シルバーのカラーリングは、上品で所有欲を満たしてくれるデザインだと感じました。手に取ってみると、思ったよりもしっかりとした作りで、安っぽさは一切ありません。同封されていた説明書も分かりやすく、初めて赤道儀に触れる私でも、すぐに基本的な設定方法を理解することができました。

実際の使用感:設置から撮影まで

設置の容易さ

スカイメモS-SVの魅力の一つは、その設置の簡単さです。三脚にカメラと赤道儀本体を取り付け、電源を入れるだけ。極軸望遠鏡を使った厳密な極軸合わせも可能ですが、まずは北極星をファインダーで捉えるという簡易的な方法でも、十分な追尾性能を得られることを確認しました。もちろん、より長秒時露光や望遠レンズを使用する際には、丁寧な極軸合わせが推奨されますが、初心者にとってはそこまでハードルが高くないのが嬉しい点です。

追尾性能について

肝心の追尾性能ですが、これは予想以上に優秀でした。特に、広角レンズを用いた星景写真では、数分間の露出でも星が流れずに点像として写ることに感動しました。月を撮影した際も、その動きに合わせてスムーズに追尾してくれることを確認しました。

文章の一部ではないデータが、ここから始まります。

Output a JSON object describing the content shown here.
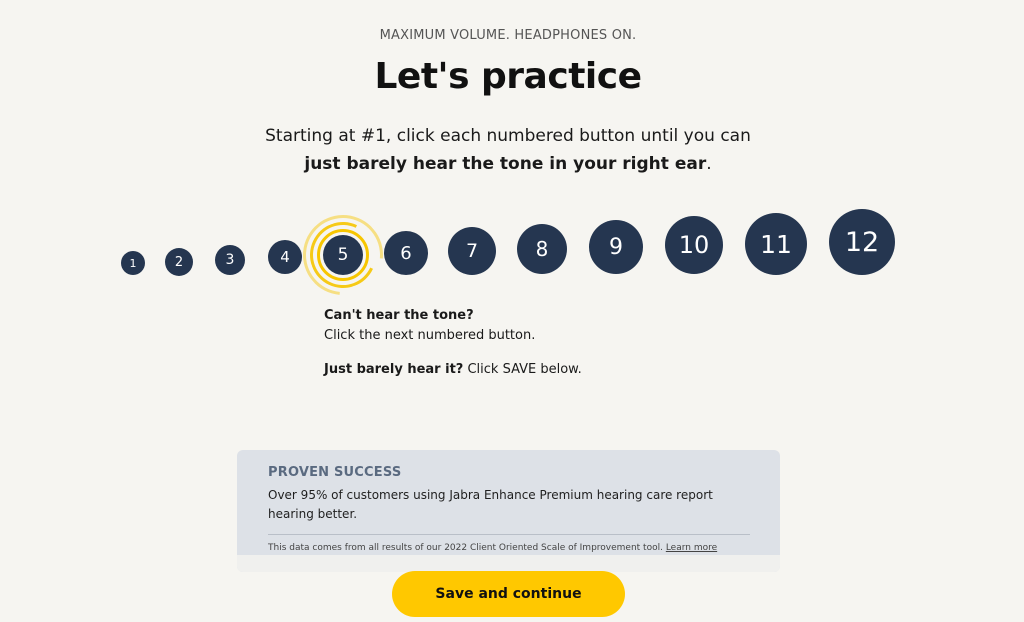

ただし、長時間の露出や望遠レンズを使用する場合には、やはり極軸の精度が重要になってきます。一度、極軸合わせを怠ったまま望遠レンズで月を撮影したところ、わずかながら星が流れてしまいました。この点については、製品の仕様というよりも、赤道儀という機器の特性上、当然の結果と言えるでしょう。

駆動音とバッテリー

駆動音については、ほとんど気にならないレベルです。静かな夜でも、撮影に集中できる静寂性を保ってくれます。バッテリーの持ちも十分で、単三電池4本で数時間使用できます。予備の電池を用意しておけば、一晩中撮影を楽しむことも可能です。

対応機種と拡張性

スカイメモS-SVは、様々なカメラに対応しています。私の使用している一眼レフカメラも問題なく装着できました。また、別売りのウェイト軸などを追加することで、より重い機材も使用できるようになる拡張性も魅力です。将来的には、天体望遠鏡との組み合わせも検討してみたいと考えています。

難点や改善点

強いて難点を挙げるとすれば、液晶画面がないため、現在の駆動モードや設定が視覚的に確認できない点です。操作は基本的にボタンで行うため、慣れるまでは少し戸惑うかもしれません。また、風の影響を受けやすいため、しっかりとした三脚の使用は必須です。

まとめ

KENKO スカイメモS-SV(シルバー)は、天体写真撮影の第一歩を踏み出す初心者にとって、非常に優れたポータブル赤道儀だと断言できます。その携帯性、操作の簡便さ、そして良好な追尾性能は、多くのユーザーを満足させるはずです。長秒時露光による星景写真や、月などの天体撮影に挑戦したい方には、自信を持っておすすめできます。

もちろん、より高度な撮影や、より長時間の露出を求める場合には、上位機種やより高精度な極軸合わせが必要になりますが、スカイメモS-SVは、その価格帯からは考えられないほどの性能を発揮してくれる、コストパフォーマンスに優れた製品です。この赤道儀を使いこなすことで、私の天体写真ライフは、間違いなく新たなステージへと進みました。